如何比较数组 c# 中的下一个值

Question

process involves adding toppings to individual pudding that have varying sizes that roll out on a conveyor belt.

1. At least 1g of toppings needs to be added to each pudding.
2. If two adjacent puddings are of different sizes, the larger piece needs to have at least 1g more than the smaller one.
3. If two adjacent pieces are of the same size, then the amount of toppings relative to each other does not matter.

XXXXXXX

public class Program
{

    static void Main(string[] args)
    {
        //topping t1 = new topping();
        //t1.CalTopping();

        topping t1 = new topping();
        t1.CalTopping();
    }

    public class topping
    {
     

        public void CalTopping()
        {
            int[] cupcakes = { 1, 2, 2, 6, 2, 1 };
            int tot = 0;
            int topping = 0;
            //int i=0;



            for (int i = 0; i < cupcakes.Length; i++)
            {
                
                if (i + 1 < cupcakes.Length)
                {
                    topping = 1;
                    if (cupcakes[i] == cupcakes[0])
                    {
                        topping = 1;
                    }

                    else if (cupcakes[i] > cupcakes[i - 1])
                    {

                        topping = topping + 1;
                    }
                    else
                        topping = 1;
                }

                tot = tot + topping;
                Console.WriteLine(cupcakes[i] + " = " + topping + "g");
            }
            Console.WriteLine("total toppings Amount:-" + tot + "g");

        }

    }
}

}

Answer 1

You can use the following algorithm to fulfill the requirements:

1. The first cupcake gets 1g of topping
2. If the current cupcake is larger than the previous, it get 1g more topping of the previous, otherwise it gets 1g of topping.
3. Repeat step 2 for all cupcakes.

Processing sequential pairs can be done with a loop like

for (int i = 1; i < cupcakes.Length; i++) { 
    var current = cupcakes[i];
    var previous = cupcakes[i-1];
    ...

Now, the question specified adjacent and not subsequent . To handle this we also need to do a loop in the reverse order using the same logic, but in this pass we need to take the maximum of the currently assigned topping amount and the new amount.
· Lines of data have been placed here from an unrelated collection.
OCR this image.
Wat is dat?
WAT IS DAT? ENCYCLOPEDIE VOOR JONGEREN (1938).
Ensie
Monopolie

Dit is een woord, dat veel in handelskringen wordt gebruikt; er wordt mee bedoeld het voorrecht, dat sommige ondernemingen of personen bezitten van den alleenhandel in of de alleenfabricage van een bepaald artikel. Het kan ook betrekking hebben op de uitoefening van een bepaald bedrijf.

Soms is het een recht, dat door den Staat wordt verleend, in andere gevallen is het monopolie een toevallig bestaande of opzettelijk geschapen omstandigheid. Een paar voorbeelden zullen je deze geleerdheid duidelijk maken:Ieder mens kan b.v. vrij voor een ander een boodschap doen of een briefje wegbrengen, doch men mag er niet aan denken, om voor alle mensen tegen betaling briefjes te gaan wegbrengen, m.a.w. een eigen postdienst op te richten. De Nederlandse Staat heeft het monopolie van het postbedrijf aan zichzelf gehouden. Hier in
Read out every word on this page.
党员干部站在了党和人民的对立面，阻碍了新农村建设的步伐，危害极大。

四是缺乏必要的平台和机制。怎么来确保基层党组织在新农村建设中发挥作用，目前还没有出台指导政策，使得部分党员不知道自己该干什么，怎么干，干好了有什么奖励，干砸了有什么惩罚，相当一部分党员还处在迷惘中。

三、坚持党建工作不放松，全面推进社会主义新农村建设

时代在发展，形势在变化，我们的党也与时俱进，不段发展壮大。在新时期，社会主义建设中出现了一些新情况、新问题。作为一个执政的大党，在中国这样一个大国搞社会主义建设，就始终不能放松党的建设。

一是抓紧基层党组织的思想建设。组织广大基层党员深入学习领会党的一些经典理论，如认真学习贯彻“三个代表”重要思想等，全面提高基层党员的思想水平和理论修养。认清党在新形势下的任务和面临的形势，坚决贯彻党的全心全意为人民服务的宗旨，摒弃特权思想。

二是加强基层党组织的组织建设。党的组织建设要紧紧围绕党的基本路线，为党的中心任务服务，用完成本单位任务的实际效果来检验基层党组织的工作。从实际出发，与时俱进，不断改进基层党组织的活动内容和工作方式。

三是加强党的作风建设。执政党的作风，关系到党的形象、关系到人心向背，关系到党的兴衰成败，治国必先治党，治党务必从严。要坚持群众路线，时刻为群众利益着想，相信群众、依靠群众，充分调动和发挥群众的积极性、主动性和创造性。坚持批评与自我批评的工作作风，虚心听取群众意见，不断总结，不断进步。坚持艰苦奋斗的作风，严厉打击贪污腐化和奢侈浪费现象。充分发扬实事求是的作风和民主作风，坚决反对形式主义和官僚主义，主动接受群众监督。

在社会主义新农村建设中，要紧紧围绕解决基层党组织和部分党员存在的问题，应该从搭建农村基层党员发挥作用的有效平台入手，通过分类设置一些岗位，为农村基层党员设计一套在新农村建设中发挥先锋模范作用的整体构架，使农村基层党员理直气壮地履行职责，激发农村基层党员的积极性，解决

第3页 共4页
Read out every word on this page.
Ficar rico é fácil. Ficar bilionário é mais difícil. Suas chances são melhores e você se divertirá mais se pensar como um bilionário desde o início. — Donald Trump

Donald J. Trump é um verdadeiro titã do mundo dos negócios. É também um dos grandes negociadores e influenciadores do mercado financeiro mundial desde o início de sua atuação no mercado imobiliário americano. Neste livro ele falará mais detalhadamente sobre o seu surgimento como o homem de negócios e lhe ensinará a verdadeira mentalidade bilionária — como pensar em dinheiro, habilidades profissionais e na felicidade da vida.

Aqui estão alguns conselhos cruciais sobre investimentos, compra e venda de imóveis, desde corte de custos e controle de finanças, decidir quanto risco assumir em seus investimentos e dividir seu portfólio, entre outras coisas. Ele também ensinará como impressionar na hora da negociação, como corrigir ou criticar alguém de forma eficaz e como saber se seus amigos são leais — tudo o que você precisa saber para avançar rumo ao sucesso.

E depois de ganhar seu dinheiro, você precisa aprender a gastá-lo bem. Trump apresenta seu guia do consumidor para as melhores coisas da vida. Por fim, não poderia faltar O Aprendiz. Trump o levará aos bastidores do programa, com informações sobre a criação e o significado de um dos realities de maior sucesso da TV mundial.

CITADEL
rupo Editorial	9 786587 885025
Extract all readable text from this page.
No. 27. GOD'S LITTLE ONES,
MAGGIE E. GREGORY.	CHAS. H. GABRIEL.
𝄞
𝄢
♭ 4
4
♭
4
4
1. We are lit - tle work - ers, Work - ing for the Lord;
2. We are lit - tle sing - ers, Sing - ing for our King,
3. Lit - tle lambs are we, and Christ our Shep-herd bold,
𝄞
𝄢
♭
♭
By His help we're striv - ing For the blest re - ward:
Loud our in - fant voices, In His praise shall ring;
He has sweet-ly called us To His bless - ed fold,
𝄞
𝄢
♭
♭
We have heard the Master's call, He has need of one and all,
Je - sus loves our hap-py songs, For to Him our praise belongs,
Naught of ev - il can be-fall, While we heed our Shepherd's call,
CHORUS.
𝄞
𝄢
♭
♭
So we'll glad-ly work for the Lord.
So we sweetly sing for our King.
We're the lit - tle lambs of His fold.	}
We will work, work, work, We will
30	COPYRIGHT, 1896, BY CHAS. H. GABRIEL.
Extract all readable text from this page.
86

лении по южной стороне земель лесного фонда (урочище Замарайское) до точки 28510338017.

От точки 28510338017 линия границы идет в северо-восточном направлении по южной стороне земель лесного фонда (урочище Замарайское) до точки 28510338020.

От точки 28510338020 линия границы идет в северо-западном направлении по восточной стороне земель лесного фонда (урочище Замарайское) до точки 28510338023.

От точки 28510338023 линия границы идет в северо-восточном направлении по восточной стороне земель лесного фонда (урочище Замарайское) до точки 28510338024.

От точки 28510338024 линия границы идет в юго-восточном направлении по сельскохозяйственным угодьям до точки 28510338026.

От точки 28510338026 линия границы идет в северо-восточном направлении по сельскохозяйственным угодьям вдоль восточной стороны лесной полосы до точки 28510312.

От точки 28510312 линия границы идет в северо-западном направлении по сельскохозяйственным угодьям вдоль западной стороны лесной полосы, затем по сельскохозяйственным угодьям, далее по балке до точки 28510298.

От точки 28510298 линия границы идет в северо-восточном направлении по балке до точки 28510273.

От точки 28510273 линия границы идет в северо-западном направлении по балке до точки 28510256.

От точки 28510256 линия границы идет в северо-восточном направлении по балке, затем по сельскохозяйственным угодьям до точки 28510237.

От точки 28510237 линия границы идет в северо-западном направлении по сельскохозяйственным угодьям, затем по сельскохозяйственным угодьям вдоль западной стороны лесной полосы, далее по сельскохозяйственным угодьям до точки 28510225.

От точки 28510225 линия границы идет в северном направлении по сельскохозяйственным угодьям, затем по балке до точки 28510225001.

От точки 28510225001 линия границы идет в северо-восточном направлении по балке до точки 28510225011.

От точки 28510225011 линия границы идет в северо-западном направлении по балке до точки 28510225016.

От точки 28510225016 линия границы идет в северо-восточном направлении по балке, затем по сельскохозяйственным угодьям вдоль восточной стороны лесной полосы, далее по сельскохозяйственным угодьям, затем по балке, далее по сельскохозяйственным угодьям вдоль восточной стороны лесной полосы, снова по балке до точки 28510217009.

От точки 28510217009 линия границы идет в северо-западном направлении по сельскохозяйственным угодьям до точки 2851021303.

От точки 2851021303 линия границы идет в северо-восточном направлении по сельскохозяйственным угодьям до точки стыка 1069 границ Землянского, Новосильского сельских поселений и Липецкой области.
For example, Cupcakes of size 1, 2, 2, 6, 3, 2, 1 would get toppings of size

1. forward pass: 1, 2, 1, 2, 1, 1, 1
2. reverse pass: 1, 1, 1, 4, 3, 2, 1 ,
3. maximum of both: 1, 2, 1, 4, 3, 2, 1 .

This would not fit very well in the conveyor belt analogy since it would require the belt to go backwards and forwards, and require all cupcakes to be placed on the belt. But there are real world applications for algorithms like this.